DF Test Rejects Non-Stationarity in a seemingly Non-Stationary Series Let $Y_t = \rho Y_{t-1} + \epsilon_t$ and $Y_0$ be some constant.
I generated a time series data for the above model like this
y=rnorm(1,5,1)
for(i in 1:100)
  y=append(y,tail(y,1)+rnorm(1,1,1))


The above is a plot of the same. Now to test the stationarity of this series I used the adf.test function from the package tseries in R. For the above model a Dickey-Fuller Test (i.e adf test with 0 lag) should be enough (and appropriate too) to test for stationarity. However the output of the following code:
> adf.test(y,k = 0)

    Augmented Dickey-Fuller Test

data:  y
Dickey-Fuller = -3.4732, Lag order = 0, p-value = 0.04793
alternative hypothesis: stationary

Tells that the null hypothesis is rejected at the 5% level and the series is stationary.

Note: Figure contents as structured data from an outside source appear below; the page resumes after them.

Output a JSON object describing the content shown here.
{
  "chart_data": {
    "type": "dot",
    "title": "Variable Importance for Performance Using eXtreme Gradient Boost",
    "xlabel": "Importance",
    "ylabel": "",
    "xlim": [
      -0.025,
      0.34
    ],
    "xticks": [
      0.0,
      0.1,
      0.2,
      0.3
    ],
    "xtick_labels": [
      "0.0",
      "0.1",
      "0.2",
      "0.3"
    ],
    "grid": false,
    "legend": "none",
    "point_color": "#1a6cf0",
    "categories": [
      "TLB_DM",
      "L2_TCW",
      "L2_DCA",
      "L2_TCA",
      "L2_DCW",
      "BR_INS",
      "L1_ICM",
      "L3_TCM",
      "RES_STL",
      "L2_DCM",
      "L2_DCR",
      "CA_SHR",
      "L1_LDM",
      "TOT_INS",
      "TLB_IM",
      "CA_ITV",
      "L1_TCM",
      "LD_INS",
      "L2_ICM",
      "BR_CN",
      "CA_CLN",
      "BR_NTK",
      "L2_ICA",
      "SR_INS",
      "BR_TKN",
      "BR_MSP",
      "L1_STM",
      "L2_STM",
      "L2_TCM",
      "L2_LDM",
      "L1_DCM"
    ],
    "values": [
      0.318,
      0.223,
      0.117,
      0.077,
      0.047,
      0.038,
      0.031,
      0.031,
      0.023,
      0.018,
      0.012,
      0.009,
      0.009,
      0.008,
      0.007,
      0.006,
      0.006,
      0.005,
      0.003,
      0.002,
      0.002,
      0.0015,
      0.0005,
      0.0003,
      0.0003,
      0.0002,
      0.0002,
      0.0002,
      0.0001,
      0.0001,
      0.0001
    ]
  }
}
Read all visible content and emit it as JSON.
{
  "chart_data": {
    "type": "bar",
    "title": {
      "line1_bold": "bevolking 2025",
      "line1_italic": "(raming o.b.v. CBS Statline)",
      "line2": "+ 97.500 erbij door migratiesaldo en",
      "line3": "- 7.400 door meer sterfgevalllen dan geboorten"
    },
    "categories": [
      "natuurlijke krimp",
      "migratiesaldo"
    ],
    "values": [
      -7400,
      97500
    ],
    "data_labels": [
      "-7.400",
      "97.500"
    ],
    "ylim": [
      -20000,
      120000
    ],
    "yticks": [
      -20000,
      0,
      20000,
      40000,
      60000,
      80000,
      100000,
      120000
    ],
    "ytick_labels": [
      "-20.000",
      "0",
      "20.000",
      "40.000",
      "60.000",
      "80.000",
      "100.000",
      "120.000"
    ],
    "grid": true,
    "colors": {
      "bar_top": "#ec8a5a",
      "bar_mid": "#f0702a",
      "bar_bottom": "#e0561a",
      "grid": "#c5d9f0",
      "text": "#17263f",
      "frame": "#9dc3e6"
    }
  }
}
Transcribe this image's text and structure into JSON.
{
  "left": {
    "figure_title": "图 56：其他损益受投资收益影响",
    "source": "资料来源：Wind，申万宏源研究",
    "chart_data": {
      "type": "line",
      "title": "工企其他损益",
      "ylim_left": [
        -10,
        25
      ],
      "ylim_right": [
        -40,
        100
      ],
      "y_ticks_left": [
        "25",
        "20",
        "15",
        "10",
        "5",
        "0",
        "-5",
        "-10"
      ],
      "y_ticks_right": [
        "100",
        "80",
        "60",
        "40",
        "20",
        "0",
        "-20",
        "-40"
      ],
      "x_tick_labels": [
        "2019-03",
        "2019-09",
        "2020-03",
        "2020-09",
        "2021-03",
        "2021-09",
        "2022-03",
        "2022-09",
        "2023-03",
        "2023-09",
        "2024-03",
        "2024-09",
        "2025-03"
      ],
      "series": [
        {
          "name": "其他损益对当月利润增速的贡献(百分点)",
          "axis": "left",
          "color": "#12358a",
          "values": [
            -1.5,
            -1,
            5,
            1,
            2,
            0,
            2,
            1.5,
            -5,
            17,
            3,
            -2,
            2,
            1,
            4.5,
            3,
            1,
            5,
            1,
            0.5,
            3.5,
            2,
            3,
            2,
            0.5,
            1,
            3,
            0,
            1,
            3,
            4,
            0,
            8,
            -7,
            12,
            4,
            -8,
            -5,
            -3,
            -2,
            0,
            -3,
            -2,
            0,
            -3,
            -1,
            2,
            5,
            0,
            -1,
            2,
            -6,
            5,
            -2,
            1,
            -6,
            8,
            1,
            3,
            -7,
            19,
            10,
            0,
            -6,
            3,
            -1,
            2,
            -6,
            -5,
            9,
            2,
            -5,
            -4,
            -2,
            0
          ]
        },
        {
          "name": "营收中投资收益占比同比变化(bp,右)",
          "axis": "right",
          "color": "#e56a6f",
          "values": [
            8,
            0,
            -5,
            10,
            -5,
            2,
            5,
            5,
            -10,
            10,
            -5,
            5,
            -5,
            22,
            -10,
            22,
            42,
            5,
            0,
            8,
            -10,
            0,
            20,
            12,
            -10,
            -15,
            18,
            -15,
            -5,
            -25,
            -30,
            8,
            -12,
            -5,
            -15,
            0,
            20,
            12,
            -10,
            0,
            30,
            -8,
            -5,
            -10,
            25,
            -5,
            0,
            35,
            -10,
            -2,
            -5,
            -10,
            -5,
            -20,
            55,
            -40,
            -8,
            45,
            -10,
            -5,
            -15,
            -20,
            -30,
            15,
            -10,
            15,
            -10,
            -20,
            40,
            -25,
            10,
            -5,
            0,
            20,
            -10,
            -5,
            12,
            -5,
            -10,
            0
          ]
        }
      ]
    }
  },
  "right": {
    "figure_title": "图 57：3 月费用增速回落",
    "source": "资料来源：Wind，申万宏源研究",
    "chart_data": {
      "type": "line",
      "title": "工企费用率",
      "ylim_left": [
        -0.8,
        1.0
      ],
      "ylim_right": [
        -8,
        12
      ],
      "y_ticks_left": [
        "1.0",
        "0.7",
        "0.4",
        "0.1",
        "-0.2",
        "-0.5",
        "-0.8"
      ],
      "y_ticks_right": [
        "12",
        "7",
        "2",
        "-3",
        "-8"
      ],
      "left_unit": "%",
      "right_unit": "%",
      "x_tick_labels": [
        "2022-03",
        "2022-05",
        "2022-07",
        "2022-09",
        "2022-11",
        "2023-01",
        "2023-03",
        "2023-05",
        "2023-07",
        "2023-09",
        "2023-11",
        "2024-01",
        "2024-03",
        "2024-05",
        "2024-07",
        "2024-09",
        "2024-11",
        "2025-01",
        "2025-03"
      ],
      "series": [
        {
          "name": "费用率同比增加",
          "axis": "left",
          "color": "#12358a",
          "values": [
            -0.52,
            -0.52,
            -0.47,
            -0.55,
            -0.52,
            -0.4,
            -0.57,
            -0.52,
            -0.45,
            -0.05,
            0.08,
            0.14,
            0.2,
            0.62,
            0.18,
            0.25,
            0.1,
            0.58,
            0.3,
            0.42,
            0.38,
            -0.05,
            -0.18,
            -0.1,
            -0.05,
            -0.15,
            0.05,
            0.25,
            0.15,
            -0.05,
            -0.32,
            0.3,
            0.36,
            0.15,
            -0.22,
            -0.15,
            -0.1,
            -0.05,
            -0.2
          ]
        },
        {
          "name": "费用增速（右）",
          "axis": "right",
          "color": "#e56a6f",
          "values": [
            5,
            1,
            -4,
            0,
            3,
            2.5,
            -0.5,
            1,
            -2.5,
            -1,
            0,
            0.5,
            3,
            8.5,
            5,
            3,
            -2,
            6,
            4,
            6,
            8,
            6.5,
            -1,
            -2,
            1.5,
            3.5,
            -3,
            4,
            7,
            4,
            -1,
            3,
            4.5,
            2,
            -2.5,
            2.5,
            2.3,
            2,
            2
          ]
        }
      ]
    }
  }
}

While from the plot the series is clearly NOT stationary. Can someone explain what's going on?
 A: If run your code many times and check how often you get a pvalue less than 5%:
S <- 10000
rejections <- rep(NA, S)
for (s in 1:S){
  y=rnorm(1,5,1)
  for(i in 1:100){
      y=append(y,tail(y,1)+rnorm(1,1,1))
  }
  reject <- (adf.test(y,k = 0)$p.value <= 0.05)
  rejections[s] <- reject
}
mean(rejections, na.rm=TRUE)

You see that the adf test does its job, it only incorrectly rejects the null of not stationary about 5% of the time. 
The data you posted is obviously non-stationary because it seems to have a linear trend -  but the ADF implemented in adf.test uses a model that allows for a constant and a linear trend term. So if these are taken out, it can happen that the data then looks stationary. 
A: The adf.test() from the TsSeries package runs the test under the assumption that there is a constant AND a trend. After considering those in your data the time series would most likely be stationary. The adf.test() from the aTSA function uses all three DF type tests including the one for no drift no constant, which would most likely result in non-stationary in your case. But I do not know why the adf.test() function is limited to only one case (trend and drift).